3 É um novo quadro que deverá ficar sedimentado aquando da visita a Angola do primeiro-ministro, José Sócrates, na segunda quinzena de Março. E na verdade, a entrada em funcionamento das novas instalações da Escola Portuguesa em Luanda no próximo ano lectivo, com capacidade imediata para 1200 alunos, mas que chegará aos 2000; a criação do grande Hospital Português de Luanda; o apoio do ICEP à criação de plataformas logísticas comerciais, nomeadamente de mercados abastecedores e de redes de armazenamento, frio e distribuição de produtos alimentares; o aumento substancial, dos actuais 100 milhões para mais do dobro, da linha de crédito que garante as exportações portuguesas para aquele mercado; a decisão de tornar o consulado de Luanda como o modelo do que será a nova rede consular portuguesa, tudo isto demonstra pragmatismo, vontade de resolver problemas, apoiar naquilo em que obviamente temos vantagens em relação a chineses, espanhóis ou brasileiros - e cria certamente as condições para um novo relacionamento luso-angolano, na base da igualdade e respeito mútuo.
4 É claro que há arestas a limar. O programa do ensino secundário da Escola Portuguesa de Luanda, idêntico ao ministrado em Portugal, tem de ser adaptado à realidade local e incluir uma cadeira de história e geografia de Angola. O novo hospital tem de ser bem negociado entre o Estado português e os privados, para que depois do anúncio da iniciativa ela acabe mesmo por se concretizar. E o Banco de Portugal pode certamente olhar para o mercado angolano, que está em rápida mutação, e melhorar a sua apreciação, que o coloca no patamar do «risco máximo», obrigando os bancos nacionais a provisionar 25% dos créditos que concedem às exportações para Angola.

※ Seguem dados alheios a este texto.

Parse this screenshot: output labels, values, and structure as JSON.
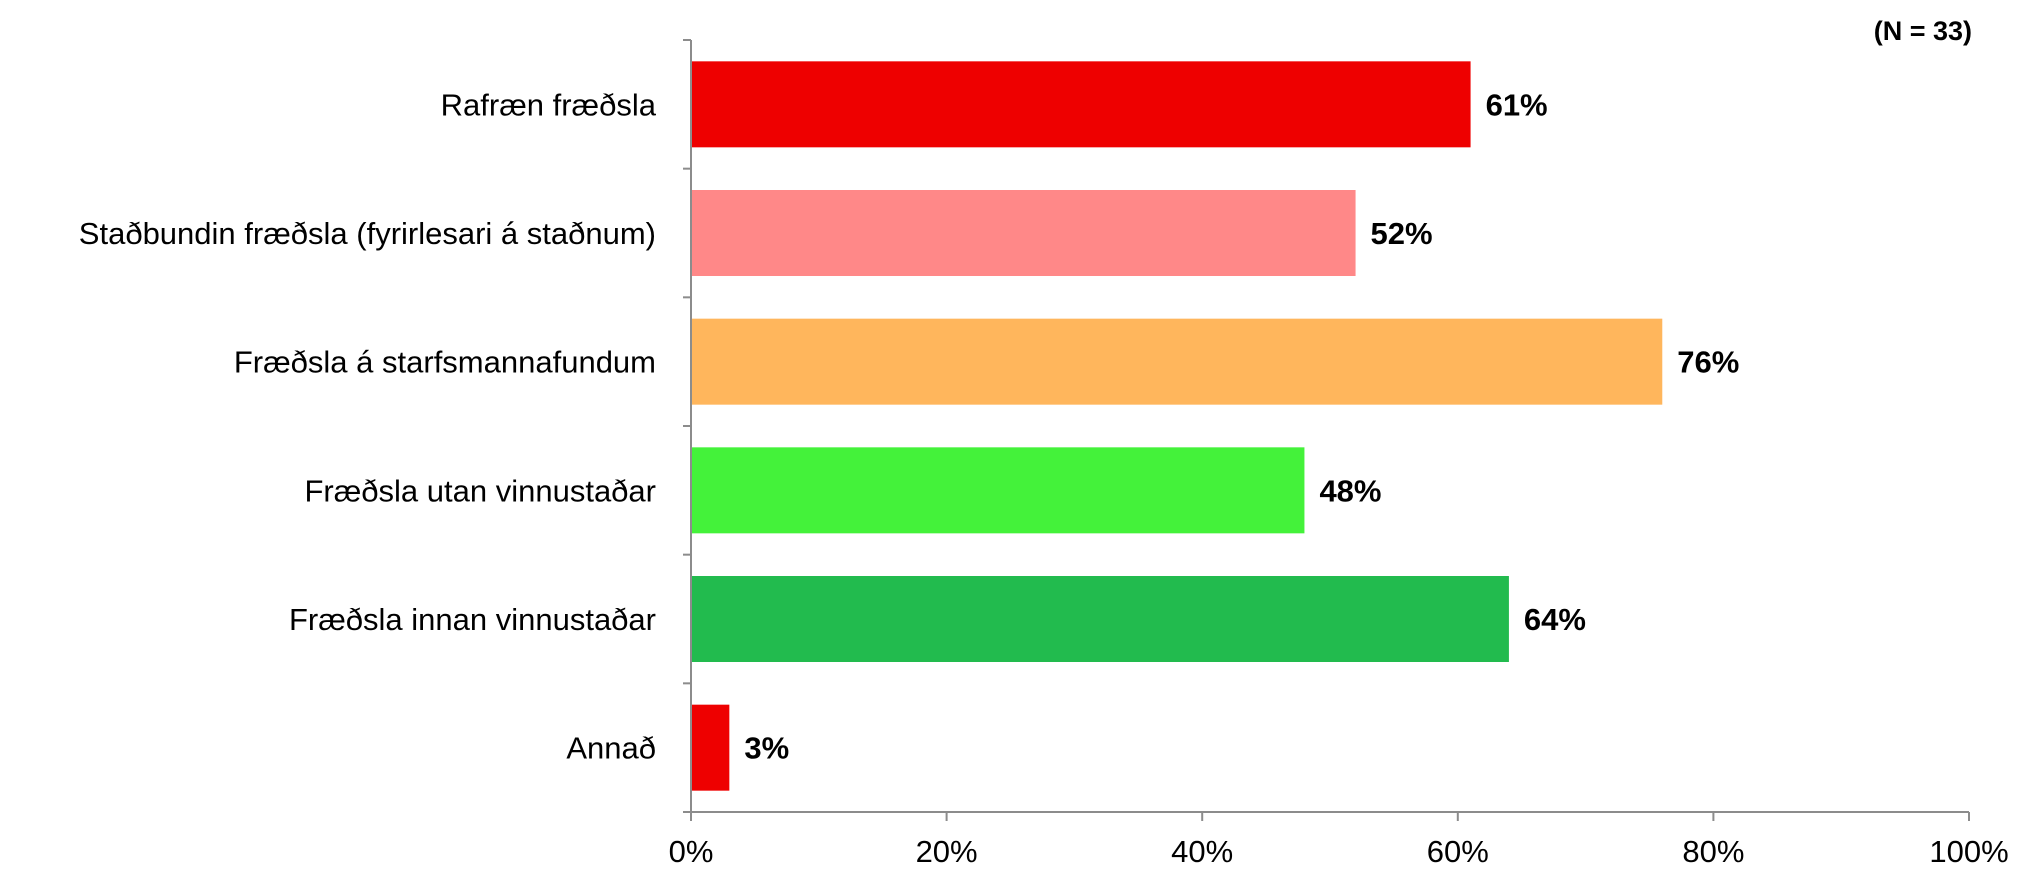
{
  "chart_data": {
    "type": "bar",
    "orientation": "horizontal",
    "categories": [
      "Rafræn fræðsla",
      "Staðbundin fræðsla (fyrirlesari á staðnum)",
      "Fræðsla á starfsmannafundum",
      "Fræðsla utan vinnustaðar",
      "Fræðsla innan vinnustaðar",
      "Annað"
    ],
    "values": [
      61,
      52,
      76,
      48,
      64,
      3
    ],
    "value_labels": [
      "61%",
      "52%",
      "76%",
      "48%",
      "64%",
      "3%"
    ],
    "colors": [
      "#ee0000",
      "#ff8888",
      "#ffb65c",
      "#44f23a",
      "#22bb4e",
      "#ee0000"
    ],
    "xlim": [
      0,
      100
    ],
    "x_ticks": [
      0,
      20,
      40,
      60,
      80,
      100
    ],
    "x_tick_labels": [
      "0%",
      "20%",
      "40%",
      "60%",
      "80%",
      "100%"
    ],
    "annotation": "(N = 33)",
    "grid": false,
    "legend": "none",
    "title": "",
    "xlabel": "",
    "ylabel": ""
  }
}
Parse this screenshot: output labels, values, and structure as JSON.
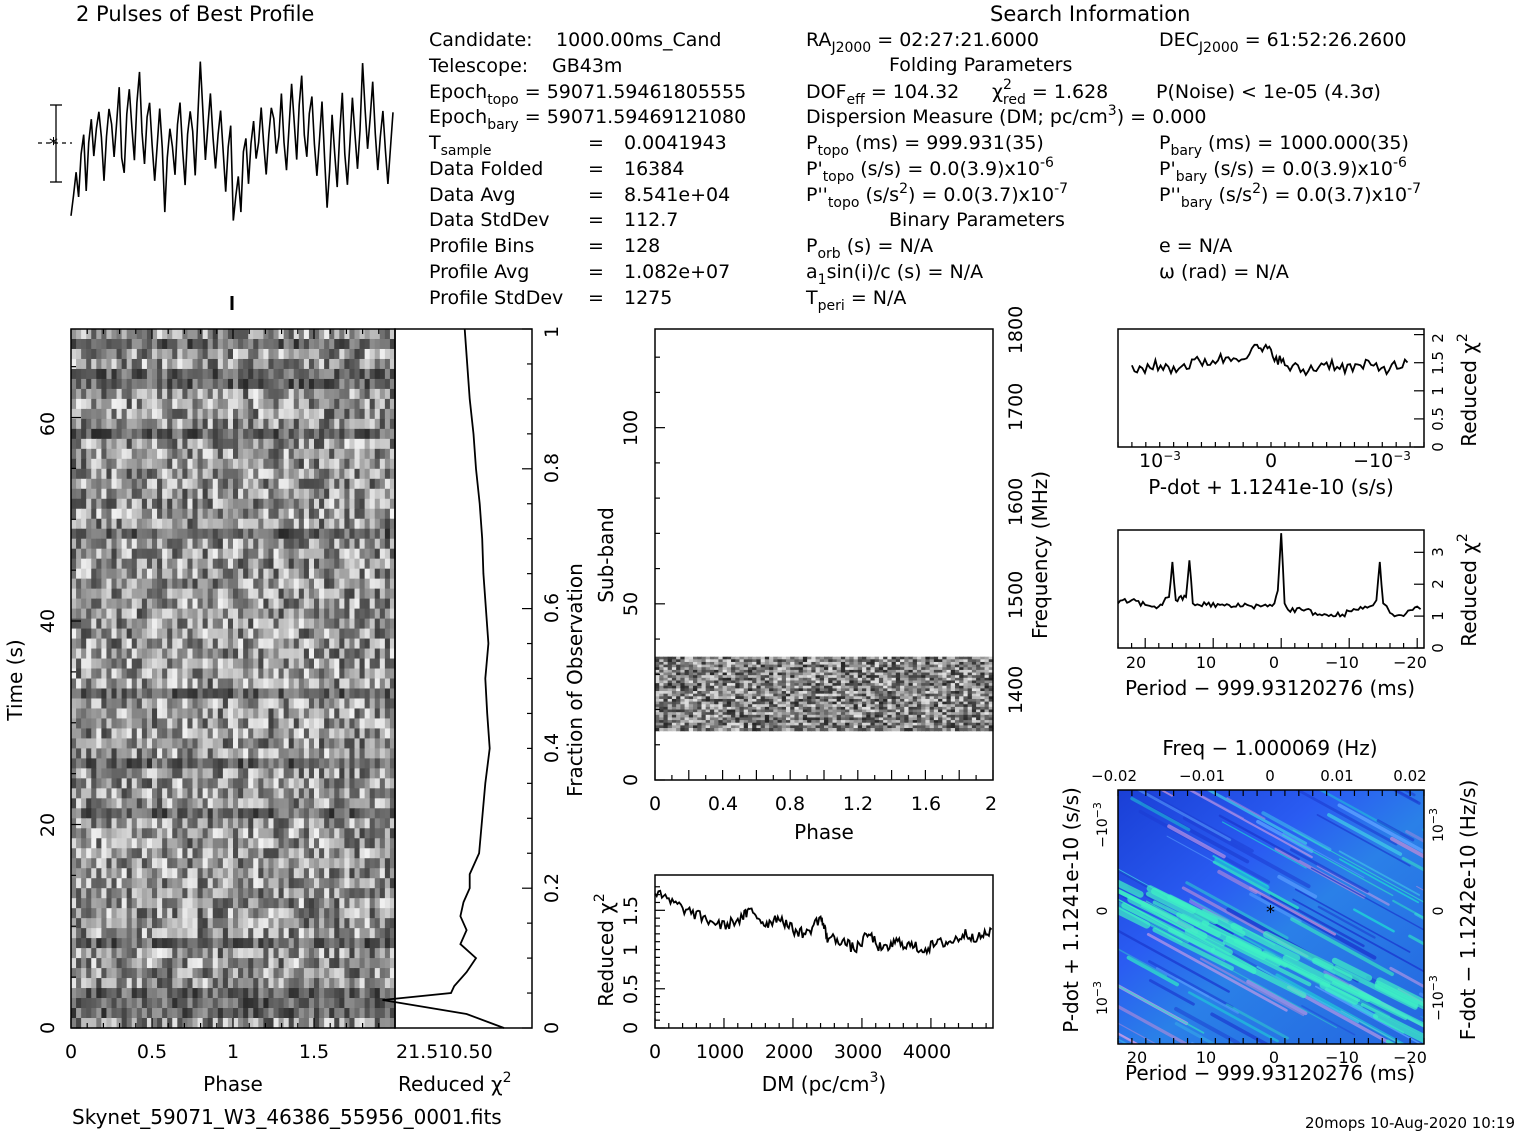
{
  "title_left": "2 Pulses of Best Profile",
  "title_search": "Search Information",
  "filename": "Skynet_59071_W3_46386_55956_0001.fits",
  "footer_right": "20mops 10-Aug-2020 10:19",
  "info_col1": [
    {
      "label": "Candidate:",
      "value": "1000.00ms_Cand"
    },
    {
      "label": "Telescope:",
      "value": "GB43m"
    },
    {
      "label": "Epoch",
      "sub": "topo",
      "eq": "=",
      "value": "59071.59461805555"
    },
    {
      "label": "Epoch",
      "sub": "bary",
      "eq": "=",
      "value": "59071.59469121080"
    },
    {
      "label": "T",
      "sub": "sample",
      "eq": "=",
      "value": "0.0041943"
    },
    {
      "label": "Data Folded",
      "eq": "=",
      "value": "16384"
    },
    {
      "label": "Data Avg",
      "eq": "=",
      "value": "8.541e+04"
    },
    {
      "label": "Data StdDev",
      "eq": "=",
      "value": "112.7"
    },
    {
      "label": "Profile Bins",
      "eq": "=",
      "value": "128"
    },
    {
      "label": "Profile Avg",
      "eq": "=",
      "value": "1.082e+07"
    },
    {
      "label": "Profile StdDev",
      "eq": "=",
      "value": "1275"
    }
  ],
  "search_info": {
    "ra": "RA",
    "ra_sub": "J2000",
    "ra_value": "= 02:27:21.6000",
    "dec": "DEC",
    "dec_sub": "J2000",
    "dec_value": "= 61:52:26.2600",
    "folding_header": "Folding Parameters",
    "dof": "DOF",
    "dof_sub": "eff",
    "dof_value": "= 104.32",
    "chi": "χ",
    "chi_sup": "2",
    "chi_sub": "red",
    "chi_value": "= 1.628",
    "pnoise": "P(Noise) < 1e-05   (4.3σ)",
    "dm": "Dispersion Measure (DM; pc/cm",
    "dm_sup": "3",
    "dm_value": ") = 0.000",
    "ptopo": "P",
    "ptopo_sub": "topo",
    "ptopo_value": "(ms) =  999.931(35)",
    "pbary": "P",
    "pbary_sub": "bary",
    "pbary_value": "(ms) =  1000.000(35)",
    "pdtopo": "P'",
    "pdtopo_sub": "topo",
    "pdtopo_value": "(s/s) = 0.0(3.9)x10",
    "pdtopo_exp": "-6",
    "pdbary": "P'",
    "pdbary_sub": "bary",
    "pdbary_value": "(s/s) = 0.0(3.9)x10",
    "pdbary_exp": "-6",
    "pddtopo": "P''",
    "pddtopo_sub": "topo",
    "pddtopo_value": "(s/s",
    "pddtopo_sup": "2",
    "pddtopo_value2": ") = 0.0(3.7)x10",
    "pddtopo_exp": "-7",
    "pddbary": "P''",
    "pddbary_sub": "bary",
    "pddbary_value": "(s/s",
    "pddbary_sup": "2",
    "pddbary_value2": ") = 0.0(3.7)x10",
    "pddbary_exp": "-7",
    "binary_header": "Binary Parameters",
    "porb": "P",
    "porb_sub": "orb",
    "porb_value": "(s) = N/A",
    "ecc": "e = N/A",
    "a1": "a",
    "a1_sub": "1",
    "a1_value": "sin(i)/c (s) = N/A",
    "omega": "ω (rad) = N/A",
    "tperi": "T",
    "tperi_sub": "peri",
    "tperi_value": "= N/A"
  },
  "colors": {
    "ink": "#000000",
    "paper": "#ffffff"
  },
  "chart_data": [
    {
      "type": "line",
      "name": "profile",
      "x_range": [
        0,
        2
      ],
      "y": [
        0.27,
        0.38,
        0.45,
        0.32,
        0.52,
        0.6,
        0.41,
        0.55,
        0.66,
        0.5,
        0.62,
        0.72,
        0.58,
        0.45,
        0.6,
        0.74,
        0.68,
        0.5,
        0.63,
        0.78,
        0.55,
        0.46,
        0.68,
        0.81,
        0.66,
        0.52,
        0.71,
        0.84,
        0.63,
        0.5,
        0.66,
        0.77,
        0.6,
        0.44,
        0.58,
        0.72,
        0.52,
        0.3,
        0.5,
        0.66,
        0.57,
        0.42,
        0.63,
        0.76,
        0.55,
        0.38,
        0.6,
        0.74,
        0.62,
        0.48,
        0.67,
        0.92,
        0.7,
        0.53,
        0.66,
        0.79,
        0.61,
        0.44,
        0.62,
        0.75,
        0.57,
        0.41,
        0.55,
        0.69,
        0.28,
        0.38,
        0.45,
        0.32,
        0.52,
        0.6,
        0.41,
        0.55,
        0.66,
        0.5,
        0.62,
        0.72,
        0.58,
        0.45,
        0.6,
        0.74,
        0.68,
        0.5,
        0.63,
        0.78,
        0.55,
        0.46,
        0.68,
        0.81,
        0.66,
        0.52,
        0.71,
        0.84,
        0.63,
        0.5,
        0.66,
        0.77,
        0.6,
        0.44,
        0.58,
        0.72,
        0.52,
        0.3,
        0.5,
        0.66,
        0.57,
        0.42,
        0.63,
        0.76,
        0.55,
        0.38,
        0.6,
        0.74,
        0.62,
        0.48,
        0.67,
        0.92,
        0.7,
        0.53,
        0.66,
        0.79,
        0.61,
        0.44,
        0.62,
        0.75,
        0.57,
        0.41,
        0.55,
        0.69
      ]
    },
    {
      "type": "heatmap",
      "name": "time-phase",
      "xlabel": "Phase",
      "ylabel": "Time (s)",
      "xlim": [
        0,
        2
      ],
      "ylim": [
        0,
        68.7
      ],
      "xticks": [
        "0",
        "0.5",
        "1",
        "1.5"
      ],
      "yticks": [
        "0",
        "20",
        "40",
        "60"
      ],
      "right_axis_label": "Fraction of Observation",
      "right_ticks": [
        "0",
        "0.2",
        "0.4",
        "0.6",
        "0.8",
        "1"
      ]
    },
    {
      "type": "line",
      "name": "time-reduced-chi2",
      "xlabel": "Reduced χ",
      "xlabel_sup": "2",
      "xticks_text": "21.510.50",
      "fraction": [
        0.0,
        0.02,
        0.04,
        0.05,
        0.06,
        0.08,
        0.1,
        0.12,
        0.14,
        0.16,
        0.18,
        0.2,
        0.22,
        0.25,
        0.3,
        0.35,
        0.4,
        0.45,
        0.5,
        0.55,
        0.6,
        0.65,
        0.7,
        0.75,
        0.8,
        0.85,
        0.9,
        0.95,
        1.0
      ],
      "redchi": [
        0.45,
        1.05,
        2.4,
        1.3,
        1.25,
        1.05,
        0.9,
        1.15,
        1.05,
        1.15,
        1.1,
        1.0,
        1.0,
        0.85,
        0.8,
        0.75,
        0.68,
        0.72,
        0.75,
        0.7,
        0.74,
        0.78,
        0.8,
        0.84,
        0.9,
        0.94,
        1.0,
        1.04,
        1.08
      ]
    },
    {
      "type": "heatmap",
      "name": "subband-phase",
      "xlabel": "Phase",
      "ylabel": "Sub-band",
      "xticks": [
        "0",
        "0.4",
        "0.8",
        "1.2",
        "1.6",
        "2"
      ],
      "yticks": [
        "0",
        "50",
        "100"
      ],
      "ylim": [
        0,
        128
      ],
      "filled_subbands": [
        14,
        35
      ],
      "right_axis_label": "Frequency (MHz)",
      "right_ticks": [
        "1400",
        "1500",
        "1600",
        "1700",
        "1800"
      ]
    },
    {
      "type": "line",
      "name": "dm-chi2",
      "xlabel": "DM (pc/cm",
      "xlabel_sup": "3",
      "xlabel_end": ")",
      "ylabel": "Reduced χ",
      "ylabel_sup": "2",
      "xlim": [
        0,
        4900
      ],
      "ylim": [
        0,
        1.95
      ],
      "xticks": [
        "0",
        "1000",
        "2000",
        "3000",
        "4000"
      ],
      "yticks": [
        "0",
        "0.5",
        "1",
        "1.5"
      ],
      "x": [
        0,
        250,
        500,
        750,
        1000,
        1250,
        1400,
        1600,
        1800,
        2000,
        2200,
        2400,
        2500,
        2700,
        2900,
        3100,
        3300,
        3500,
        3700,
        3900,
        4100,
        4300,
        4500,
        4700,
        4900
      ],
      "y": [
        1.72,
        1.6,
        1.48,
        1.38,
        1.3,
        1.4,
        1.5,
        1.32,
        1.42,
        1.25,
        1.2,
        1.42,
        1.15,
        1.12,
        1.0,
        1.2,
        0.98,
        1.1,
        1.05,
        1.0,
        1.08,
        1.1,
        1.2,
        1.15,
        1.25
      ]
    },
    {
      "type": "line",
      "name": "pdot-chi2",
      "xlabel": "P-dot + 1.1241e-10 (s/s)",
      "ylabel": "Reduced χ",
      "ylabel_sup": "2",
      "xticks": [
        "10",
        "0",
        "−10"
      ],
      "xticks_exp": [
        "−3",
        "",
        "−3"
      ],
      "yticks": [
        "0",
        "0.5",
        "1",
        "1.5",
        "2"
      ],
      "ylim": [
        0,
        2.1
      ],
      "x": [
        -1.0,
        -0.85,
        -0.7,
        -0.55,
        -0.4,
        -0.25,
        -0.1,
        0.0,
        0.1,
        0.25,
        0.4,
        0.55,
        0.7,
        0.85,
        1.0
      ],
      "y": [
        1.35,
        1.45,
        1.4,
        1.5,
        1.55,
        1.6,
        1.75,
        1.7,
        1.45,
        1.35,
        1.5,
        1.4,
        1.45,
        1.4,
        1.5
      ]
    },
    {
      "type": "line",
      "name": "period-chi2",
      "xlabel": "Period − 999.93120276 (ms)",
      "ylabel": "Reduced χ",
      "ylabel_sup": "2",
      "xlim": [
        24,
        -21
      ],
      "ylim": [
        0,
        3.7
      ],
      "xticks": [
        "20",
        "10",
        "0",
        "−10",
        "−20"
      ],
      "yticks": [
        "0",
        "1",
        "2",
        "3"
      ],
      "x": [
        24,
        22,
        20,
        18,
        16.5,
        16,
        15.5,
        14,
        13.5,
        13,
        11,
        9,
        7,
        5,
        3,
        1,
        0.5,
        0,
        -0.5,
        -1,
        -3,
        -5,
        -7,
        -9,
        -11,
        -13,
        -14,
        -14.5,
        -15,
        -16,
        -18,
        -20,
        -21
      ],
      "y": [
        1.4,
        1.5,
        1.35,
        1.3,
        1.6,
        2.7,
        1.5,
        1.6,
        2.75,
        1.4,
        1.35,
        1.35,
        1.3,
        1.35,
        1.3,
        1.4,
        1.8,
        3.6,
        1.4,
        1.2,
        1.2,
        1.1,
        1.0,
        1.05,
        1.2,
        1.3,
        1.5,
        2.7,
        1.4,
        1.1,
        1.0,
        1.3,
        1.15
      ]
    },
    {
      "type": "heatmap",
      "name": "period-pdot",
      "title": "Freq − 1.000069 (Hz)",
      "xlabel": "Period − 999.93120276 (ms)",
      "ylabel": "P-dot + 1.1241e-10 (s/s)",
      "right_label": "F-dot − 1.1242e-10 (Hz/s)",
      "xticks": [
        "20",
        "10",
        "0",
        "−10",
        "−20"
      ],
      "top_ticks": [
        "−0.02",
        "−0.01",
        "0",
        "0.01",
        "0.02"
      ],
      "yticks_left": [
        "10",
        "0",
        "−10"
      ],
      "yticks_left_exp": [
        "−3",
        "",
        "−3"
      ],
      "yticks_right": [
        "−10",
        "0",
        "10"
      ],
      "yticks_right_exp": [
        "−3",
        "",
        "−3"
      ]
    }
  ]
}
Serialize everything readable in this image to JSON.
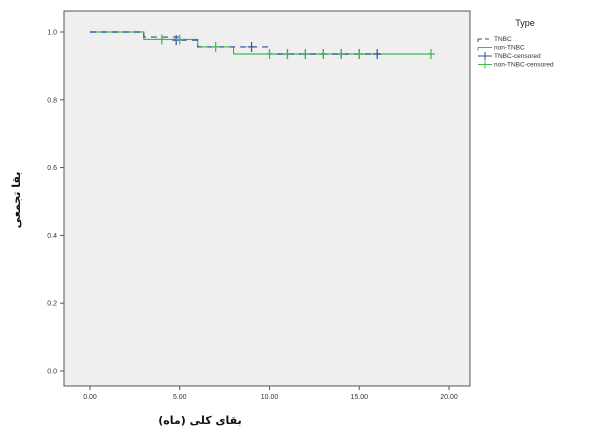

5 A visita de Sócrates a Luanda não só pode resolver todas estas pequenas questões ainda pendentes, como lançar outras pontes para o futuro. A realização de uma grande conferência de investidores portugueses nessa altura será certamente um marco. É importante que todos os grandes grupos nacionais estejam presentes, inclusive Belmiro de Azevedo, o único grande empresário português sem investimentos em Angola. E que bom seria se fosse possível dar uma enorme alegria aos angolanos não só levando àquele país os nosso melhores escritores, artistas de teatro, cantores e grupos musicais, como os nossos ídolos do desporto, que lá são tão ou mais incensados do que cá: Cristiano Ronaldo e José Mourinho. Tornaria a visita verdadeiramente inesquecível. Será pedir muito?"